Inhibition of heme synthesis alters Amyloid Precursor Protein processing.
J Neural Transm. 2009 Jan;116(1):79-88
Authors: Gatta LB, Vitali M, Verardi R, Arosio P, Finazzi D
Decay of mitochondria, energy failure and increased oxidative stress are features commonly detected in brains from Alzheimer's disease (AD) patients.
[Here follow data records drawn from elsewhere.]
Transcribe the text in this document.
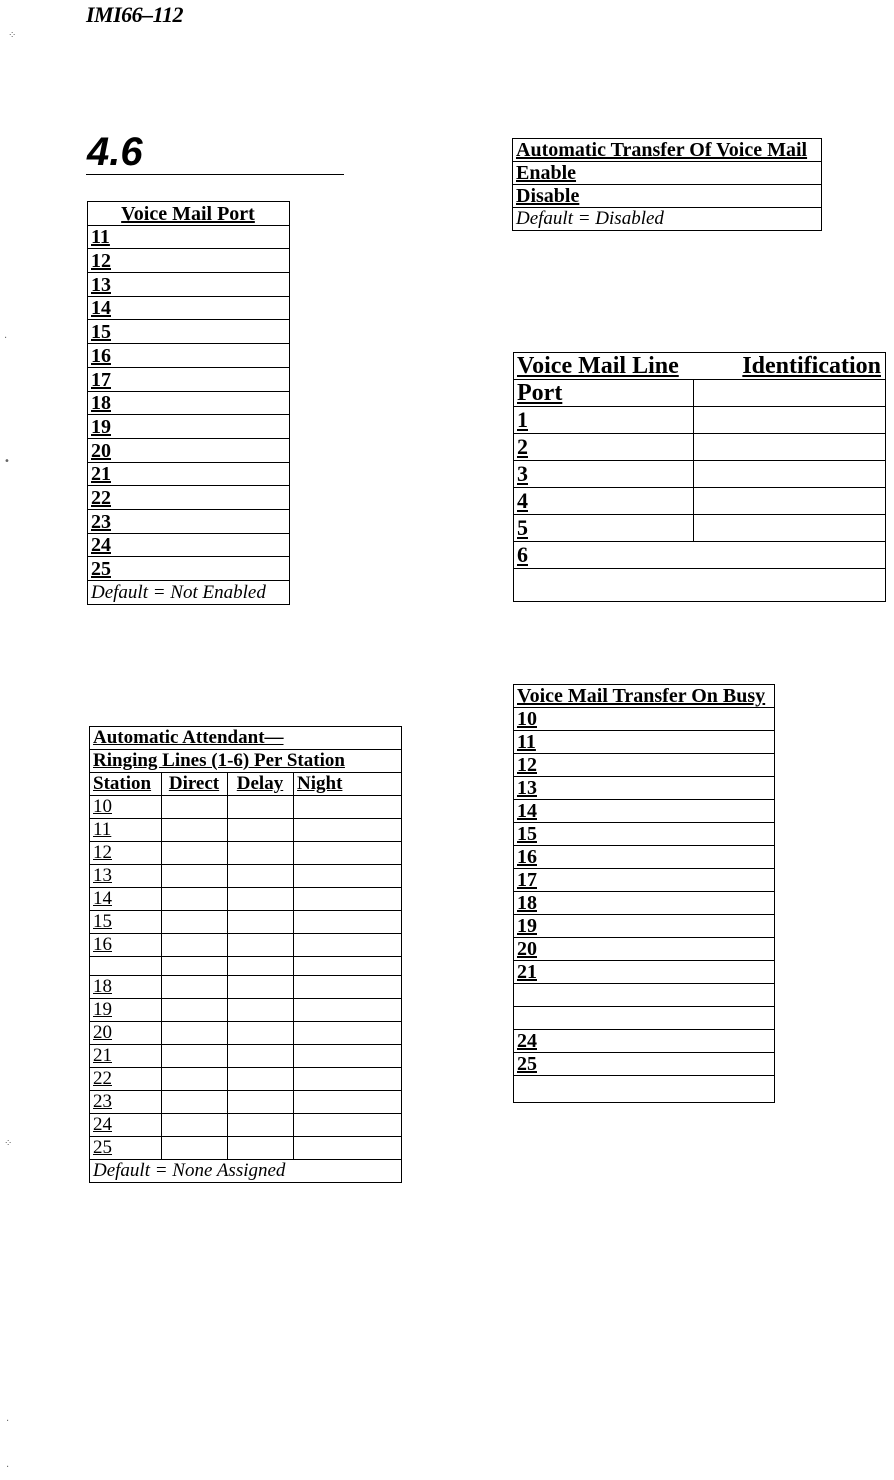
IMI66–112
4.6
Voice Mail Port
11
12
13
14
15
16
17
18
19
20
21
22
23
24
25
Default = Not Enabled
Automatic Attendant—			
Ringing Lines (1-6) Per Station			
Station	Direct	Delay	Night
10			
11			
12			
13			
14			
15			
16			

18			
19			
20			
21			
22			
23			
24			
25			
Default = None Assigned			
Automatic Transfer Of Voice Mail
Enable
Disable
Default = Disabled
Voice Mail Line	Identification
Port	
1	
2	
3	
4	
5	
6	

Voice Mail Transfer On Busy
10
11
12
13
14
15
16
17
18
19
20
21

24
25

⁘
·
•
⁘
·
·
Recent findings indicate that neuronal heme deficiency may contribute to the appearance of those cytopathologies and potentially alter the course of AD. We repressed heme synthesis in cells by inhibiting ferrochelatase enzyme with small interfering RNA and N-methylprotoporphyrin IX. The treatments induced a severe perturbation of mitochondria and energy production, with decrease of the subunit II of Cytochrome c Oxidase, alteration of the membrane potential and a 50% reduction of intracellular ATP. The state and processing of the Amyloid Precursor Protein (APP) was also affected, with the appearance of APP aggregates and a significant decrease (30-40%) of sAPPalpha secretion, associated with perturbation of ADAM10 and TACE, enzymes involved in the alpha-secretase cleavage. The production of sAPPbeta was increased, without augment of Amyloid beta generation. Our findings strengthen the hypothesis that a reduced availability of heme may play a role in AD pathogenesis.